3DINO-ViT: A Versatile Self-Supervised 3D Model for Medical Imaging
Overview
3DINO-ViT is a novel self-supervised learning framework pretrained on nearly 100,000 multimodal 3D medical scans across over 10 organs. It outperforms state-of-the-art pretrained models on diverse downstream segmentation and classification tasks, demonstrating strong generalizability and scalability.
Background
Deep learning has shown promise in medical imaging tasks such as detection, diagnosis, and risk profiling, but requires large labeled datasets which are costly and time-consuming to obtain, especially for 3D modalities. Self-supervised learning (SSL) reduces dependence on labeled data by leveraging unlabeled datasets, yet existing SSL methods for 3D medical imaging often rely on simple pretext tasks and organ- or modality-specific datasets, limiting their generalizability.
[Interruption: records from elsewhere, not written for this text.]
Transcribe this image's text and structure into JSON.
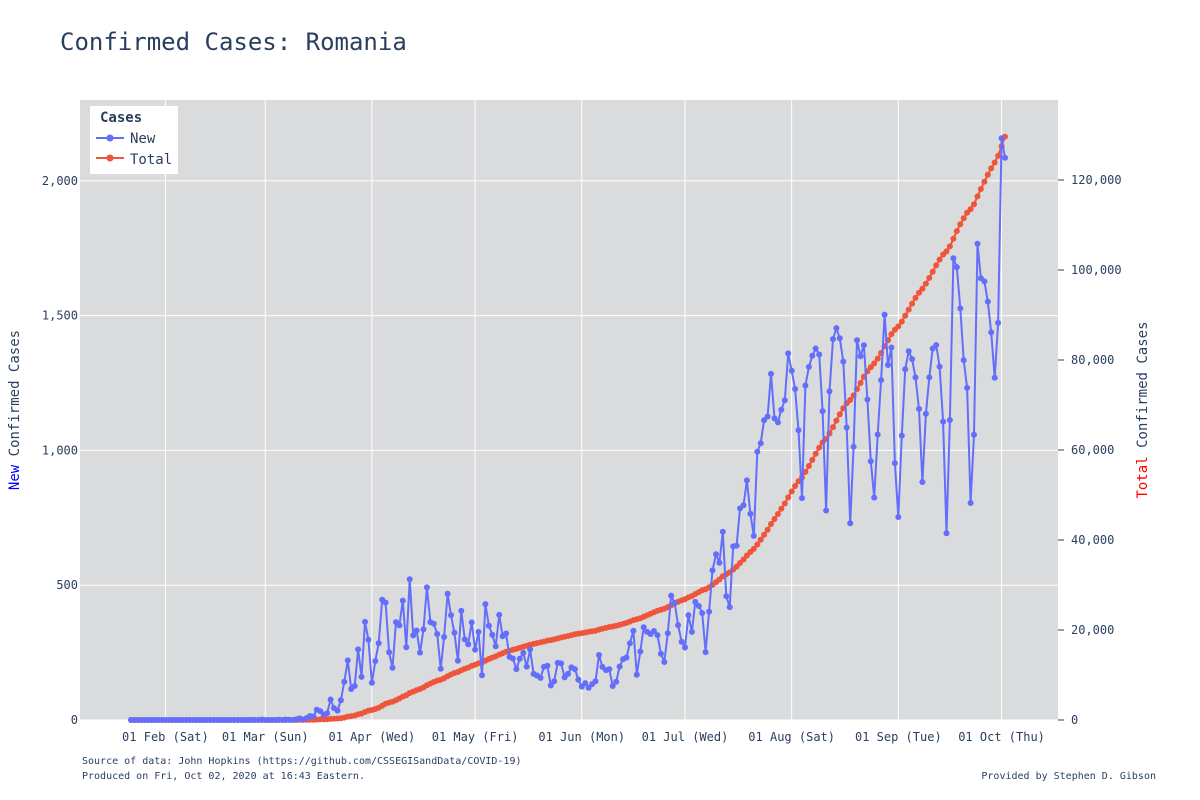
{
  "chart_data": {
    "type": "line",
    "title": "Confirmed Cases: Romania",
    "y_left_label": {
      "highlight": "New",
      "rest": " Confirmed Cases",
      "highlight_color": "#0000ff"
    },
    "y_right_label": {
      "highlight": "Total",
      "rest": " Confirmed Cases",
      "highlight_color": "#ff0000"
    },
    "x_range": [
      "2020-01-22",
      "2020-10-02"
    ],
    "x_ticks": [
      {
        "date": "2020-02-01",
        "label": "01 Feb (Sat)"
      },
      {
        "date": "2020-03-01",
        "label": "01 Mar (Sun)"
      },
      {
        "date": "2020-04-01",
        "label": "01 Apr (Wed)"
      },
      {
        "date": "2020-05-01",
        "label": "01 May (Fri)"
      },
      {
        "date": "2020-06-01",
        "label": "01 Jun (Mon)"
      },
      {
        "date": "2020-07-01",
        "label": "01 Jul (Wed)"
      },
      {
        "date": "2020-08-01",
        "label": "01 Aug (Sat)"
      },
      {
        "date": "2020-09-01",
        "label": "01 Sep (Tue)"
      },
      {
        "date": "2020-10-01",
        "label": "01 Oct (Thu)"
      }
    ],
    "y_left_range": [
      0,
      2300
    ],
    "y_left_ticks": [
      {
        "value": 0,
        "label": "0"
      },
      {
        "value": 500,
        "label": "500"
      },
      {
        "value": 1000,
        "label": "1,000"
      },
      {
        "value": 1500,
        "label": "1,500"
      },
      {
        "value": 2000,
        "label": "2,000"
      }
    ],
    "y_right_range": [
      0,
      137777
    ],
    "y_right_ticks": [
      {
        "value": 0,
        "label": "0"
      },
      {
        "value": 20000,
        "label": "20,000"
      },
      {
        "value": 40000,
        "label": "40,000"
      },
      {
        "value": 60000,
        "label": "60,000"
      },
      {
        "value": 80000,
        "label": "80,000"
      },
      {
        "value": 100000,
        "label": "100,000"
      },
      {
        "value": 120000,
        "label": "120,000"
      }
    ],
    "legend": {
      "title": "Cases",
      "position": "top-left"
    },
    "series": [
      {
        "name": "New",
        "axis": "left",
        "color": "#636efa",
        "start_date": "2020-01-22",
        "values": [
          0,
          0,
          0,
          0,
          0,
          0,
          0,
          0,
          0,
          0,
          0,
          0,
          0,
          0,
          0,
          0,
          0,
          0,
          0,
          0,
          0,
          0,
          0,
          0,
          0,
          0,
          0,
          0,
          0,
          0,
          0,
          0,
          0,
          0,
          0,
          1,
          0,
          0,
          2,
          0,
          0,
          0,
          0,
          1,
          0,
          2,
          1,
          0,
          3,
          6,
          2,
          7,
          15,
          13,
          38,
          33,
          20,
          25,
          76,
          44,
          35,
          73,
          142,
          221,
          115,
          126,
          262,
          160,
          364,
          298,
          138,
          219,
          285,
          446,
          436,
          251,
          194,
          363,
          351,
          443,
          270,
          522,
          314,
          332,
          250,
          336,
          492,
          363,
          357,
          319,
          190,
          308,
          468,
          389,
          324,
          220,
          405,
          299,
          281,
          362,
          261,
          327,
          166,
          430,
          350,
          316,
          273,
          390,
          311,
          321,
          234,
          228,
          189,
          227,
          249,
          198,
          262,
          171,
          165,
          156,
          197,
          201,
          128,
          144,
          212,
          210,
          158,
          171,
          195,
          189,
          150,
          124,
          137,
          120,
          133,
          144,
          241,
          197,
          185,
          188,
          126,
          142,
          198,
          226,
          232,
          285,
          331,
          168,
          254,
          344,
          327,
          319,
          330,
          315,
          246,
          215,
          322,
          461,
          434,
          352,
          290,
          269,
          389,
          327,
          438,
          423,
          397,
          252,
          402,
          555,
          615,
          583,
          698,
          459,
          419,
          644,
          647,
          785,
          797,
          889,
          765,
          683,
          995,
          1027,
          1112,
          1126,
          1284,
          1119,
          1104,
          1151,
          1186,
          1360,
          1296,
          1228,
          1075,
          823,
          1241,
          1310,
          1351,
          1378,
          1356,
          1146,
          777,
          1219,
          1413,
          1454,
          1416,
          1330,
          1085,
          730,
          1014,
          1409,
          1350,
          1390,
          1189,
          960,
          825,
          1059,
          1261,
          1504,
          1317,
          1382,
          953,
          753,
          1055,
          1301,
          1368,
          1339,
          1271,
          1154,
          883,
          1136,
          1271,
          1378,
          1391,
          1311,
          1107,
          693,
          1113,
          1713,
          1680,
          1527,
          1335,
          1232,
          805,
          1058,
          1767,
          1639,
          1627,
          1552,
          1438,
          1270,
          1473,
          2158,
          2086
        ]
      },
      {
        "name": "Total",
        "axis": "right",
        "color": "#ef553b",
        "start_date": "2020-01-22",
        "values": [
          0,
          0,
          0,
          0,
          0,
          0,
          0,
          0,
          0,
          0,
          0,
          0,
          0,
          0,
          0,
          0,
          0,
          0,
          0,
          0,
          0,
          0,
          0,
          0,
          0,
          0,
          0,
          0,
          0,
          0,
          0,
          0,
          0,
          0,
          0,
          1,
          1,
          1,
          3,
          3,
          3,
          3,
          3,
          4,
          4,
          6,
          7,
          7,
          10,
          16,
          18,
          25,
          40,
          53,
          91,
          124,
          144,
          169,
          245,
          289,
          324,
          397,
          539,
          760,
          875,
          1001,
          1263,
          1423,
          1787,
          2085,
          2223,
          2442,
          2727,
          3173,
          3609,
          3860,
          4054,
          4417,
          4768,
          5211,
          5481,
          6003,
          6317,
          6649,
          6899,
          7235,
          7727,
          8090,
          8447,
          8766,
          8956,
          9264,
          9732,
          10121,
          10445,
          10665,
          11070,
          11369,
          11650,
          12012,
          12273,
          12600,
          12766,
          13196,
          13546,
          13862,
          14135,
          14525,
          14836,
          15157,
          15391,
          15619,
          15808,
          16035,
          16284,
          16482,
          16744,
          16915,
          17080,
          17236,
          17433,
          17634,
          17762,
          17906,
          18118,
          18328,
          18486,
          18657,
          18852,
          19041,
          19191,
          19315,
          19452,
          19572,
          19705,
          19849,
          20090,
          20287,
          20472,
          20660,
          20786,
          20928,
          21126,
          21352,
          21584,
          21869,
          22200,
          22368,
          22622,
          22966,
          23293,
          23612,
          23942,
          24257,
          24503,
          24718,
          25040,
          25501,
          25935,
          26287,
          26577,
          26846,
          27235,
          27562,
          28000,
          28423,
          28820,
          29072,
          29474,
          30029,
          30644,
          31227,
          31925,
          32384,
          32803,
          33447,
          34094,
          34879,
          35676,
          36565,
          37330,
          38013,
          39008,
          40035,
          41147,
          42273,
          43557,
          44676,
          45780,
          46931,
          48117,
          49477,
          50773,
          52001,
          53076,
          53899,
          55140,
          56450,
          57801,
          59179,
          60535,
          61681,
          62458,
          63677,
          65090,
          66544,
          67960,
          69290,
          70375,
          71105,
          72119,
          73528,
          74878,
          76268,
          77457,
          78417,
          79242,
          80301,
          81562,
          83066,
          84383,
          85765,
          86718,
          87471,
          88526,
          89827,
          91195,
          92534,
          93805,
          94959,
          95842,
          96978,
          98249,
          99627,
          101018,
          102329,
          103436,
          104129,
          105242,
          106955,
          108635,
          110162,
          111497,
          112729,
          113534,
          114592,
          116359,
          117998,
          119625,
          121177,
          122615,
          123885,
          125358,
          127516,
          129602
        ]
      }
    ]
  },
  "footer": {
    "source": "Source of data: John Hopkins (https://github.com/CSSEGISandData/COVID-19)",
    "produced": "Produced on Fri, Oct 02, 2020 at 16:43 Eastern.",
    "credit": "Provided by Stephen D. Gibson"
  }
}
The 3DINO framework adapts the DINOv2 SSL pipeline to 3D inputs and introduces a general-purpose Vision Transformer (ViT) pretrained on a large, diverse dataset to overcome these limitations.
Data Highlights
Dataset Type
Number of Volumes
MRI
70,434
CT
27,815
Brain PET
566
Total 3D Scans
~100,000
Key Findings
3DINO-ViT pretrained on a large, multimodal dataset achieves superior performance compared to six other initialization methods including random initialization, Swin ViT pretrained models, and masked image modeling approaches.
The framework combines image-level and patch-level objectives with multiple augmentations per scan to extract salient features for both segmentation and classification tasks.
3DINO-ViT demonstrates strong generalizability to out-of-distribution organs and modalities, such as left atrium MRI and 3D breast ultrasound tumor segmentation.
Performance was validated on multiple benchmarks including BraTS (brain tumor MRI segmentation), BTCV (CT abdominal organ segmentation), brain age classification, and COVID-CT-MD lung CT classification.
The model incorporates a 3D ViT-Adapter module to inject spatial inductive biases, enhancing downstream segmentation accuracy.
Clinical Implications
The availability of a general-purpose pretrained 3D model like 3DINO-ViT can significantly reduce the need for large labeled datasets in medical imaging, facilitating broader adoption of deep learning in clinical workflows. Its strong performance across multiple organs, modalities, and tasks suggests it can serve as a foundational model to accelerate development of diagnostic and prognostic tools in diverse clinical scenarios.
Conclusion
3DINO-ViT represents a scalable and versatile self-supervised learning approach that effectively leverages large unlabeled 3D medical imaging datasets to produce robust, generalizable representations. This advancement holds promise for improving accuracy and efficiency in a wide range of medical imaging applications.